3. The apparatus recited in claim 1 which is configured as a cell phone.

4. The apparatus recited in claim 1 further comprising a Trusted Platform Module (TPM) chip that provides hardware secure encryption and authentication keys and certificates for sealing and authentication.

5. The apparatus recited in claim 1 further comprising biometric identification apparatus to identify a person attempting to use the apparatus.

6. The apparatus recited in claim 5 wherein the one or more biometric identification apparatus comprises voiceprint identification apparatus.

7. The apparatus recited in claim 6 wherein the one or more biometric identification apparatus comprises fingerprint identification apparatus.

8. The apparatus recited in claim 6 wherein the one or more biometric identification apparatus comprises heartbeat identification apparatus.

9. The apparatus recited in claim 1 wherein the one or more biometric identification apparatus comprises facial recognition apparatus.

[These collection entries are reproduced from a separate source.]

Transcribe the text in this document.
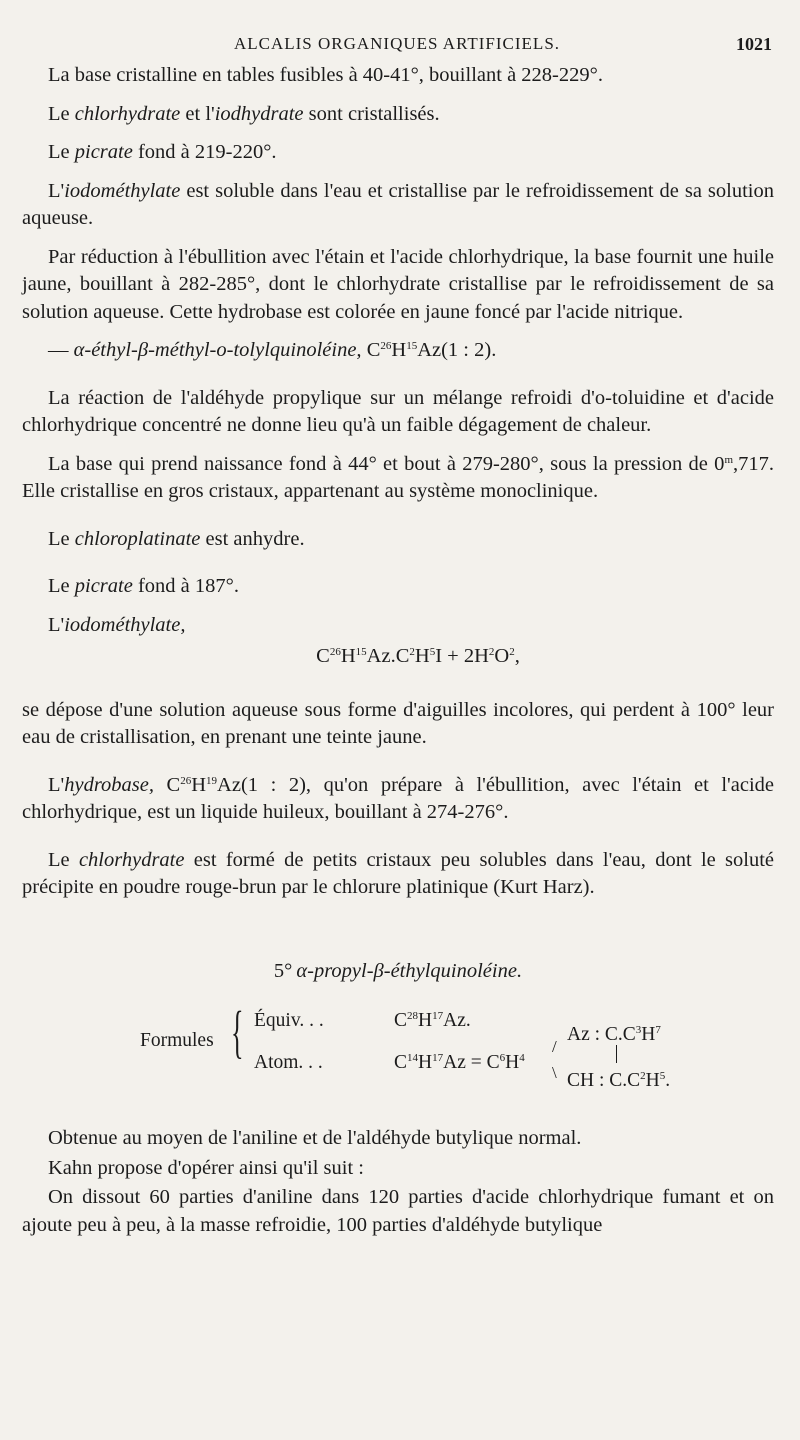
ALCALIS ORGANIQUES ARTIFICIELS.	1021

La base cristalline en tables fusibles à 40-41°, bouillant à 228-229°.

Le chlorhydrate et l'iodhydrate sont cristallisés.

Le picrate fond à 219-220°.

L'iodométhylate est soluble dans l'eau et cristallise par le refroidissement de sa solution aqueuse.

Par réduction à l'ébullition avec l'étain et l'acide chlorhydrique, la base fournit une huile jaune, bouillant à 282-285°, dont le chlorhydrate cristallise par le refroidissement de sa solution aqueuse. Cette hydrobase est colorée en jaune foncé par l'acide nitrique.

— α-éthyl-β-méthyl-o-tolylquinoléine, $C^{26}H^{15}Az(1$ : 2).

La réaction de l'aldéhyde propylique sur un mélange refroidi d'o-toluidine et d'acide chlorhydrique concentré ne donne lieu qu'à un faible dégagement de chaleur.

La base qui prend naissance fond à 44° et bout à 279-280°, sous la pression de 0$^m$,717. Elle cristallise en gros cristaux, appartenant au système monoclinique.

Le chloroplatinate est anhydre.

Le picrate fond à 187°.

L'iodométhylate,

$C^{26}H^{15}Az.C^2H^5I + 2H^2O^2$,

se dépose d'une solution aqueuse sous forme d'aiguilles incolores, qui perdent à 100° leur eau de cristallisation, en prenant une teinte jaune.

L'hydrobase, $C^{26}H^{19}Az(1$ : 2), qu'on prépare à l'ébullition, avec l'étain et l'acide chlorhydrique, est un liquide huileux, bouillant à 274-276°.

Le chlorhydrate est formé de petits cristaux peu solubles dans l'eau, dont le soluté précipite en poudre rouge-brun par le chlorure platinique (Kurt Harz).

5° α-propyl-β-éthylquinoléine.
Formules { Équiv. . .	$C^{28}H^{17}Az$.
Atom. . .	$C^{14}H^{17}Az = C^6H^4$
/
\
Az : $C.C^3H^7$
CH : $C.C^2H^5$.

Obtenue au moyen de l'aniline et de l'aldéhyde butylique normal.

Kahn propose d'opérer ainsi qu'il suit :

On dissout 60 parties d'aniline dans 120 parties d'acide chlorhydrique fumant et on ajoute peu à peu, à la masse refroidie, 100 parties d'aldéhyde butylique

10. The apparatus recited in claim 1 further comprising a wireless USB interface.

11. The apparatus recited in claim 1 which is configured to support multiple users.

12. The apparatus recited in claim 1 which is configured to support a multi-level security environment.

13. The apparatus recited in claim 1 which is configured to support trusted, secure, authenticated remote load and execution of the root, kernel, hypervisor, or guest partition and guest data in support of trusted virtual computing.